Monday, January 31, 2011

The Various Names of Roseberry Topping

I recently read a 19th century article titled, ‘On the Danish Element in the Population of Cleveland, Yorkshire.’ It was written by a Reverend named J. C. Atkinson and in it he mentions the various names that have been used for Roseberry Topping over the centuries. He wrote:
"Between the dates 1119 and 1540, I find the name of this conspicuous hill written Otneberch, Ohtnebercg, Othenbruche, Othenesbergh, Ornbach, Ounsbery, Onesbergh, and, more corruptly, Hensberg (1119), Hogtenberg, Thuerbrugh, Thuerbrught, all (expect the last two) manifest corruptions of an original Odinberg (a name which could only have been imposed by the Danes), but never written Roseberry."
I was particularly interested in the last two names, given the book about Thorn Worship that I’d been reading (see previous post).

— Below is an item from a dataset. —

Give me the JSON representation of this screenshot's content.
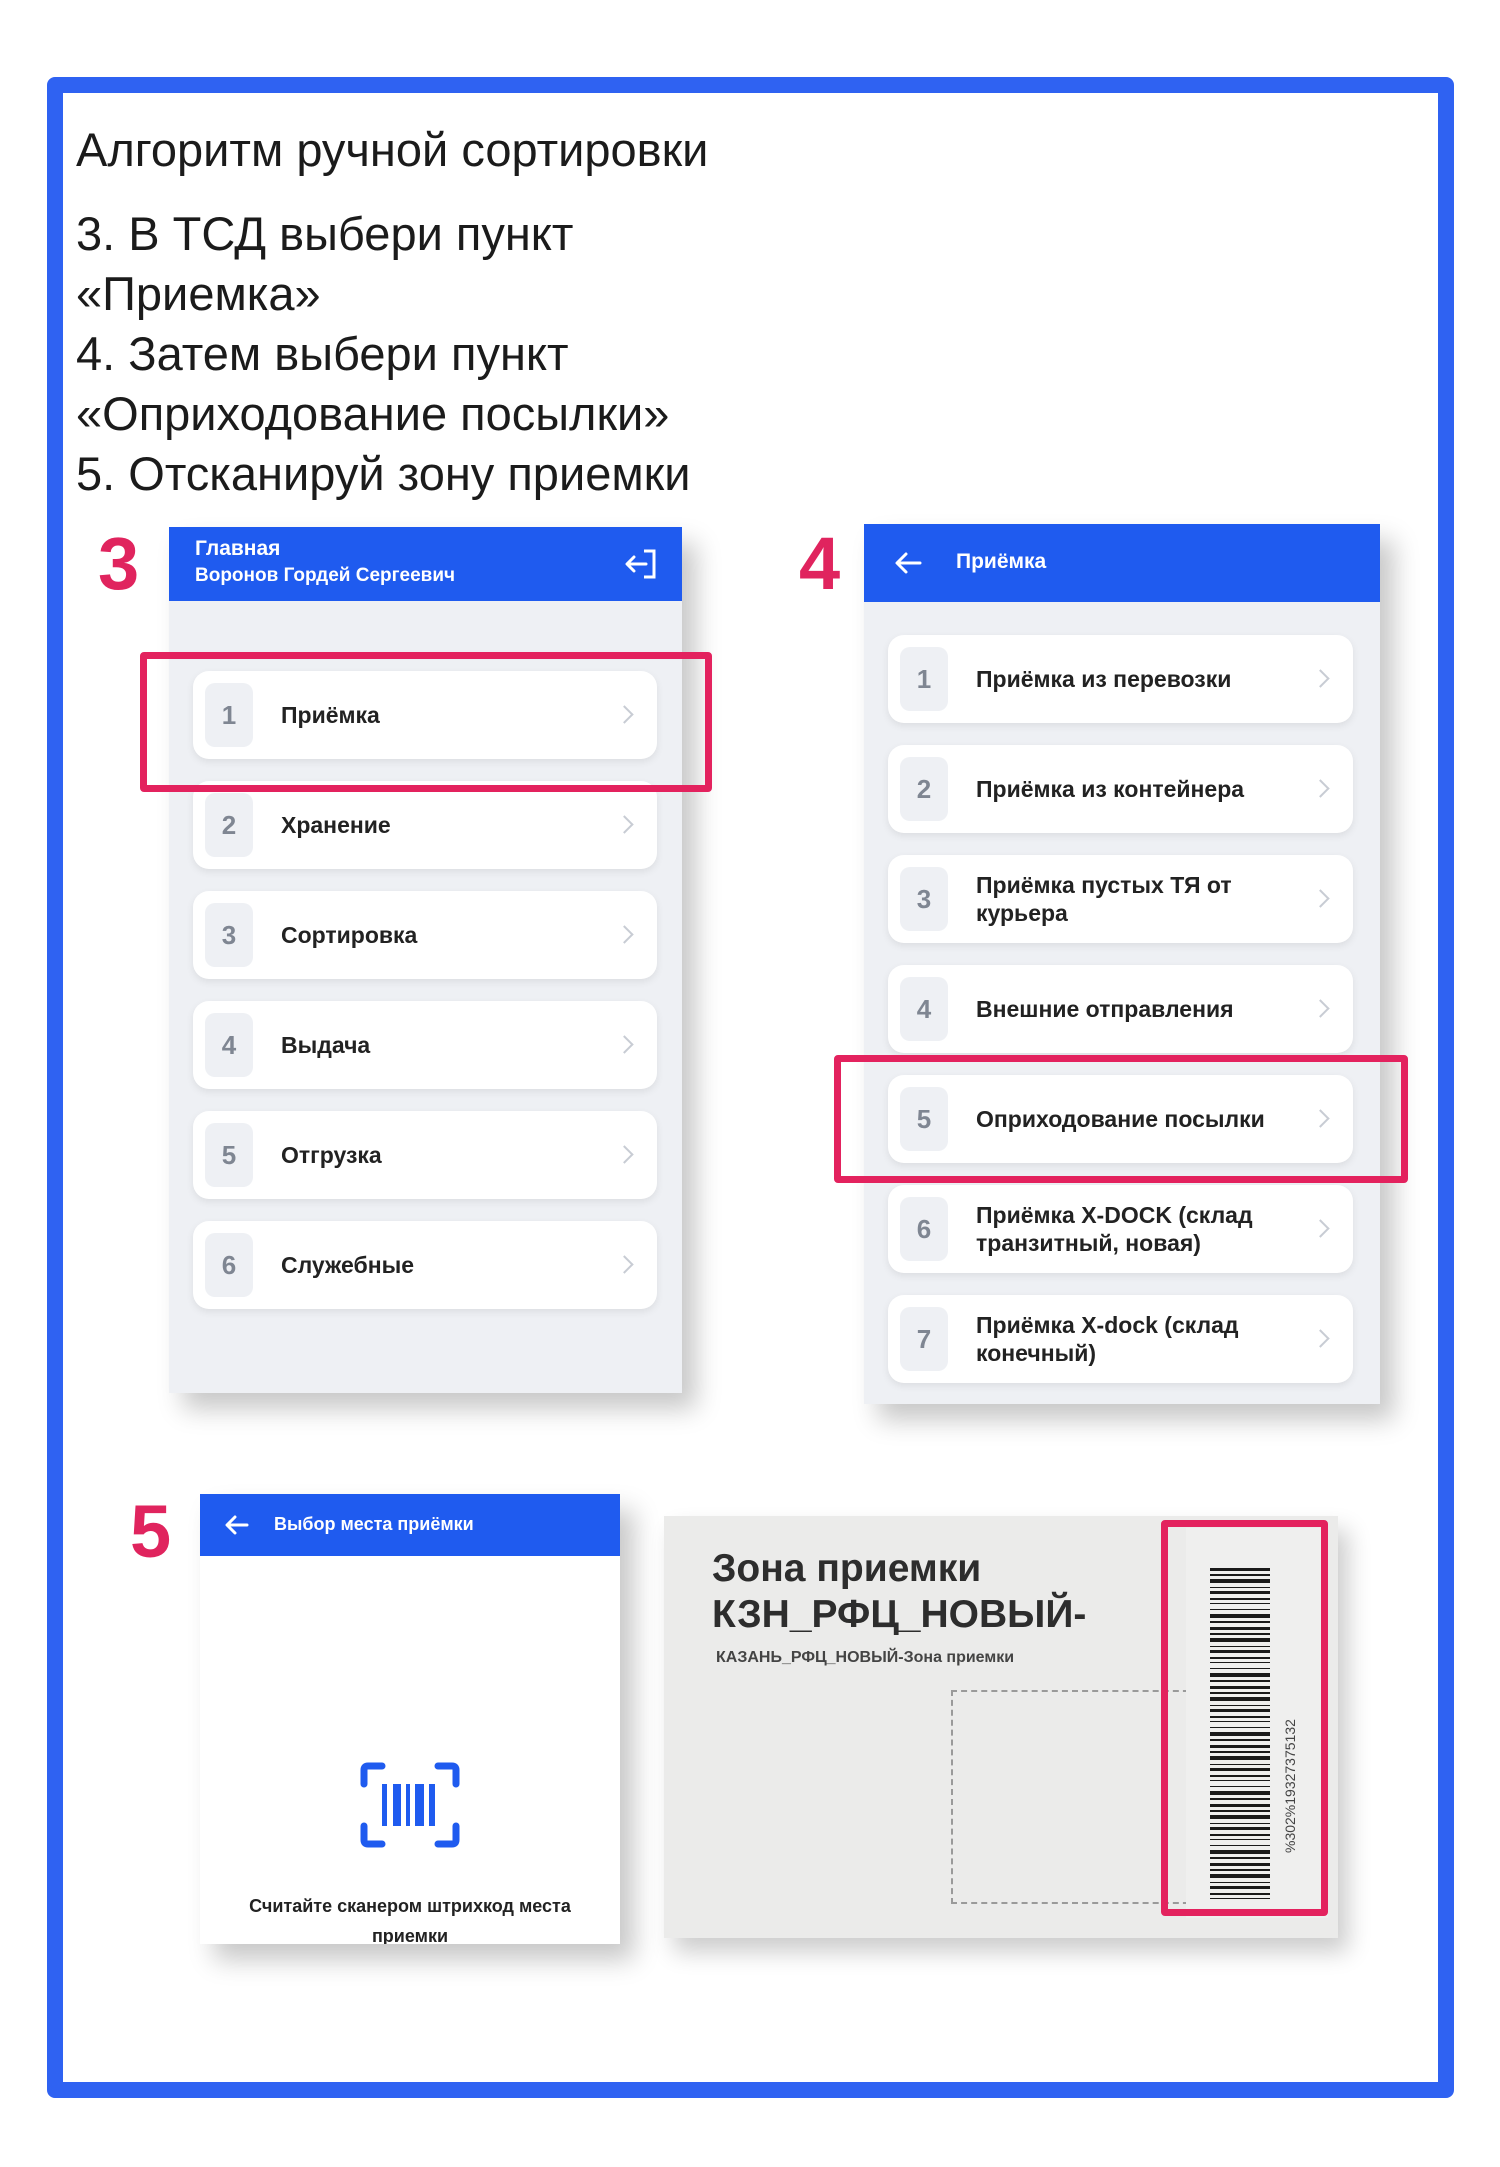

Maybe both these names are corruptions of Thor or Thorn.

Plus, Roseberry Topping does look somewhat thorn-shaped.

Thursday, January 27, 2011

The Thorn-Tree: A History of Thorn Worship

I recently read an odd book, titled ‘The Thorn-Tree,’ or to give it it’s full title ‘The Thorn-Tree: Being A History of Thorn Worship, of the Twelve Tribes of Israel, But More Especially of the Lost Tribes and House of David.’

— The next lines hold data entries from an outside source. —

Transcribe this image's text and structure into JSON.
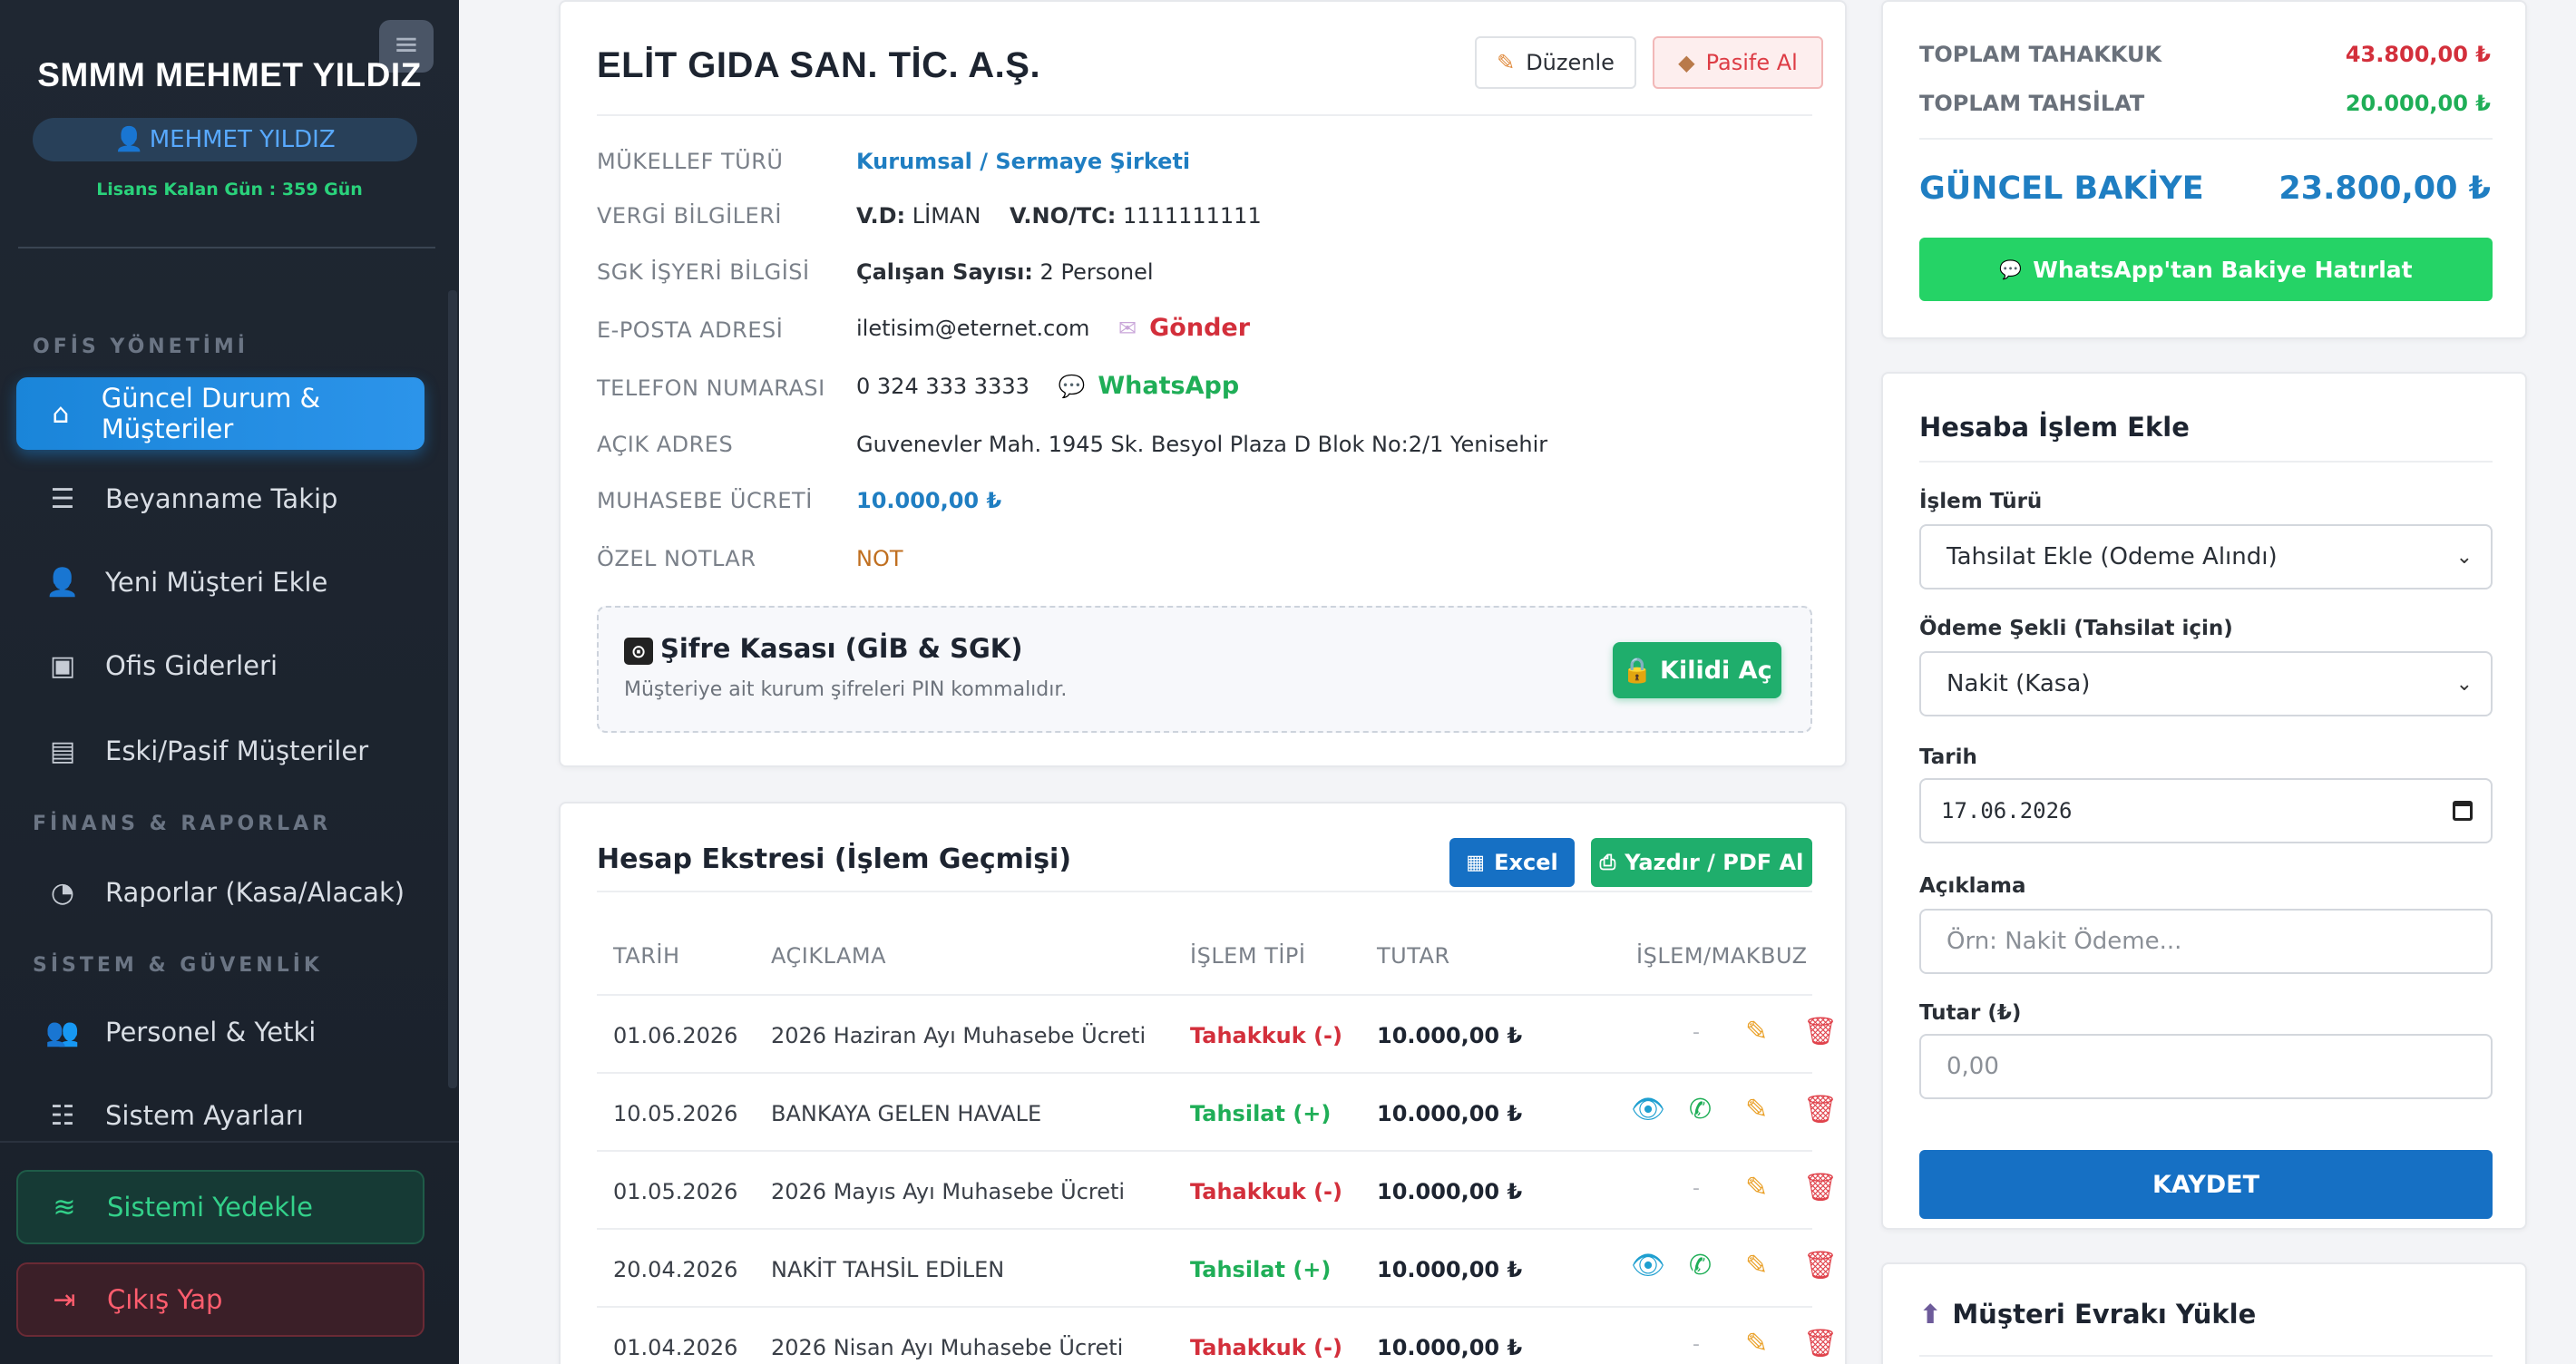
{
  "sidebar": {
    "brand": "SMMM MEHMET YILDIZ",
    "user": "MEHMET YILDIZ",
    "license": "Lisans Kalan Gün : 359 Gün",
    "sections": {
      "office": "OFİS YÖNETİMİ",
      "finance": "FİNANS & RAPORLAR",
      "system": "SİSTEM & GÜVENLİK"
    },
    "items": [
      {
        "label": "Güncel Durum & Müşteriler",
        "icon": "home-icon"
      },
      {
        "label": "Beyanname Takip",
        "icon": "list-check-icon"
      },
      {
        "label": "Yeni Müşteri Ekle",
        "icon": "user-plus-icon"
      },
      {
        "label": "Ofis Giderleri",
        "icon": "money-icon"
      },
      {
        "label": "Eski/Pasif Müşteriler",
        "icon": "archive-icon"
      },
      {
        "label": "Raporlar (Kasa/Alacak)",
        "icon": "pie-chart-icon"
      },
      {
        "label": "Personel & Yetki",
        "icon": "users-icon"
      },
      {
        "label": "Sistem Ayarları",
        "icon": "sliders-icon"
      }
    ],
    "backup": "Sistemi Yedekle",
    "logout": "Çıkış Yap"
  },
  "client": {
    "name": "ELİT GIDA SAN. TİC. A.Ş.",
    "edit_label": "Düzenle",
    "passive_label": "Pasife Al",
    "fields": {
      "type_label": "MÜKELLEF TÜRÜ",
      "type_value": "Kurumsal / Sermaye Şirketi",
      "tax_label": "VERGİ BİLGİLERİ",
      "tax_office_key": "V.D:",
      "tax_office": "LİMAN",
      "tax_no_key": "V.NO/TC:",
      "tax_no": "1111111111",
      "sgk_label": "SGK İŞYERİ BİLGİSİ",
      "sgk_key": "Çalışan Sayısı:",
      "sgk_value": "2 Personel",
      "email_label": "E-POSTA ADRESİ",
      "email_value": "iletisim@eternet.com",
      "email_action": "Gönder",
      "phone_label": "TELEFON NUMARASI",
      "phone_value": "0 324 333 3333",
      "phone_action": "WhatsApp",
      "address_label": "AÇIK ADRES",
      "address_value": "Guvenevler Mah. 1945 Sk. Besyol Plaza D Blok No:2/1 Yenisehir",
      "fee_label": "MUHASEBE ÜCRETİ",
      "fee_value": "10.000,00 ₺",
      "notes_label": "ÖZEL NOTLAR",
      "notes_value": "NOT"
    },
    "vault": {
      "title": "Şifre Kasası (GİB & SGK)",
      "subtitle": "Müşteriye ait kurum şifreleri PIN kommalıdır.",
      "unlock_label": "Kilidi Aç"
    }
  },
  "statement": {
    "title": "Hesap Ekstresi (İşlem Geçmişi)",
    "excel_label": "Excel",
    "pdf_label": "Yazdır / PDF Al",
    "columns": [
      "TARİH",
      "AÇIKLAMA",
      "İŞLEM TİPİ",
      "TUTAR",
      "İŞLEM/MAKBUZ"
    ],
    "rows": [
      {
        "date": "01.06.2026",
        "desc": "2026 Haziran Ayı Muhasebe Ücreti",
        "type": "Tahakkuk (-)",
        "kind": "debit",
        "amount": "10.000,00 ₺"
      },
      {
        "date": "10.05.2026",
        "desc": "BANKAYA GELEN HAVALE",
        "type": "Tahsilat (+)",
        "kind": "credit",
        "amount": "10.000,00 ₺"
      },
      {
        "date": "01.05.2026",
        "desc": "2026 Mayıs Ayı Muhasebe Ücreti",
        "type": "Tahakkuk (-)",
        "kind": "debit",
        "amount": "10.000,00 ₺"
      },
      {
        "date": "20.04.2026",
        "desc": "NAKİT TAHSİL EDİLEN",
        "type": "Tahsilat (+)",
        "kind": "credit",
        "amount": "10.000,00 ₺"
      },
      {
        "date": "01.04.2026",
        "desc": "2026 Nisan Ayı Muhasebe Ücreti",
        "type": "Tahakkuk (-)",
        "kind": "debit",
        "amount": "10.000,00 ₺"
      }
    ]
  },
  "summary": {
    "accrual_label": "TOPLAM TAHAKKUK",
    "accrual_value": "43.800,00 ₺",
    "collection_label": "TOPLAM TAHSİLAT",
    "collection_value": "20.000,00 ₺",
    "balance_label": "GÜNCEL BAKİYE",
    "balance_value": "23.800,00 ₺",
    "whatsapp_label": "WhatsApp'tan Bakiye Hatırlat"
  },
  "form": {
    "title": "Hesaba İşlem Ekle",
    "type_label": "İşlem Türü",
    "type_value": "Tahsilat Ekle (Odeme Alındı)",
    "method_label": "Ödeme Şekli (Tahsilat için)",
    "method_value": "Nakit (Kasa)",
    "date_label": "Tarih",
    "date_value": "17.06.2026",
    "desc_label": "Açıklama",
    "desc_placeholder": "Örn: Nakit Ödeme...",
    "amount_label": "Tutar (₺)",
    "amount_placeholder": "0,00",
    "save_label": "KAYDET"
  },
  "upload": {
    "title": "Müşteri Evrakı Yükle"
  },
  "colors": {
    "accent": "#1f7ec2",
    "success": "#1fae6c",
    "danger": "#d32f3b",
    "sidebar": "#1f2732"
  }
}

The book was printed in 1863 and appears to be a pretty esoteric work. For a start, on one of the opening pages appears this quasi-Masonic symbol:

Intriguing. To add to this, the author of the work simply gives his name as Theta. Although on the PDF copy I was reading someone has scrawled in pen ‘William Thorn’ and ‘Pseud’ next to this name.

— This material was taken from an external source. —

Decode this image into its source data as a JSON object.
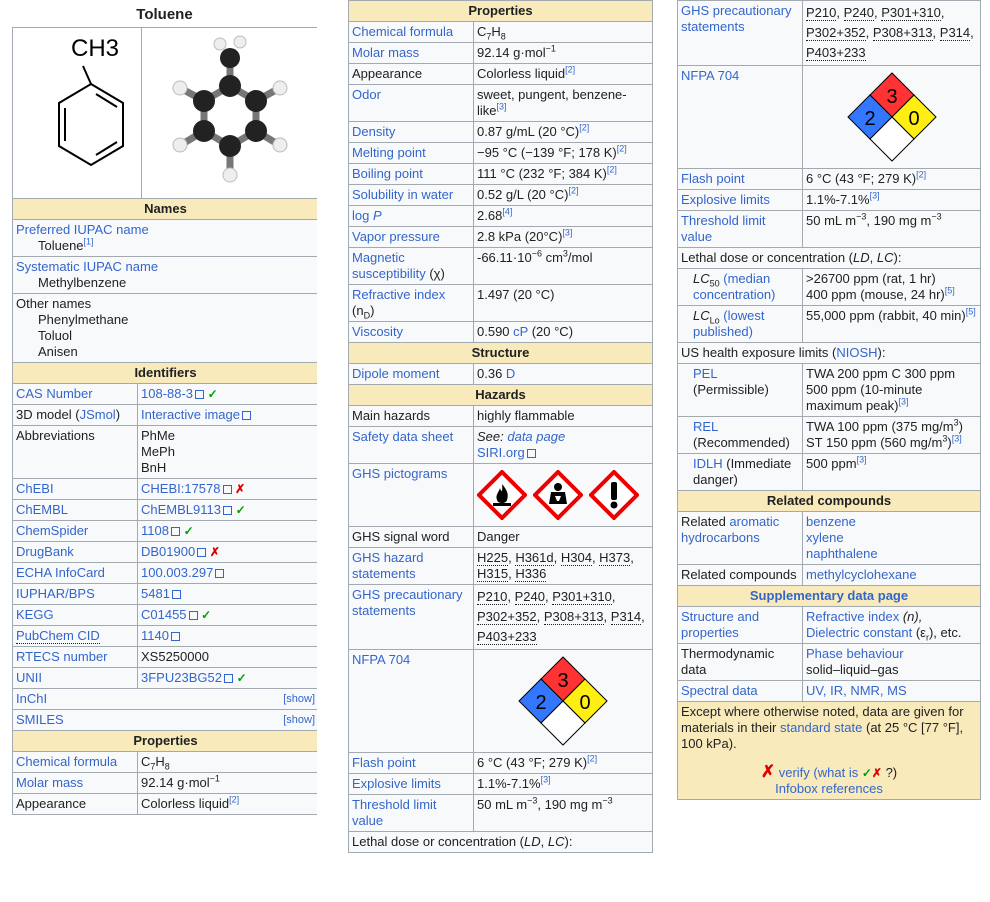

Anyway, the book basically states that the original name for God was thorn, and that people venerated thorns and thorny plants as a consequence. In particular the rose and the pomegranate, but also other prickly plants like the thistle and the bramble bush. In fact, the author states that the forbidden tree in the Garden of Eden was actually a pomegranate tree. He even links the pomegranate to the rose:
“Thus, then, we find that the pomegranate is thorny, and was called in ancient days the rose.”
I only really came across this book by accident, as I was researching the area where I live - an estate in the English town of Middlesbrough called Thorntree. The area was originally called Thorntree Farm until a housing estate was built on the land, but other than that I don’t really know much else about it. However, the adjacent estate is called Brambles Farm, so thorns seem to be a common theme in the area. The book seemed strangely apt given what I was searching for.

Wednesday, January 26, 2011

The Druid Hell Was Cold

I recently read this:
“The Druids likewise believed in a hell, or a place of future torments, - a dreary, gloomy region, frozen with perpetual cold[.]”
- The History and Antiquities of Cleveland.
I don’t know whether this statement is accurate or not, but it seems like an interesting thing to make note of.

Tuesday, January 25, 2011

Red Hair in the Caucasus

I read this quote about red hair in a book called, ‘Russia: or, A Compleat Historical Account of All The Nations Which Compose That Empire.’ Printed in 1780.
“In the provinces of Caucasus red hair is thought so great a beauty in the women, that such as have not received that advantage from nature use red pomatum”
NOTE: I should probably mention at this point that red hair is a bit of a theme for me. Over the years I’ve developed an interest in it, mainly owing to the fact that I have red hair and freckles myself. I’m particularly interested in the myths and history associated with it, and any curious titbit I come across in regards the colour I’m liable to make note of. My apologies to anyone who isn’t likewise inclined.

Monday, January 24, 2011

Why Not To Choose A Red-Haired Wet Nurse

Whilst searching Google Books I came across this book from the 18th century, titled 'The Diseases of Women with Child, And in Child-Bed.' It's a treatise on childbirth and new born babies, and the section about choosing a wet nurse contains some interesting views in regards red hair. For example, page 371 states that a wet nurse "must not be red-hair'd, nor marked with Spots[.]"

It then goes on to say:
"She ought to have a sweet Voice to please and rejoice the Child, and likewise ought to have a clear and free Pronunciation, that the child may not learn an ill Accent from her, as usually red-hair'd have[.]"
Then, on page 372, when talking of the quality of a nurse’s milk, it says:
"It must be of a sweet and pleasant Smell, which is Testimony of a good Temperament, as may be seen in red hair'd Women, whose Milk hath a sour, stinking and bad Scent[.]"
However, my favourite line comes on page 338, where it states:
"Very frequently the Milk of a Nurse, who is Red-hair'd, given to Wine, or very Amorous, may by its Heat and Acrimony cause small Ulcers in an Infant's Mouth[.]"


Hi, I've started this blog to collect and catalogue the various things that pique my interest. No doubt there'll be a great deal of personal opinion mixed in as well. Hopefully not too much, though.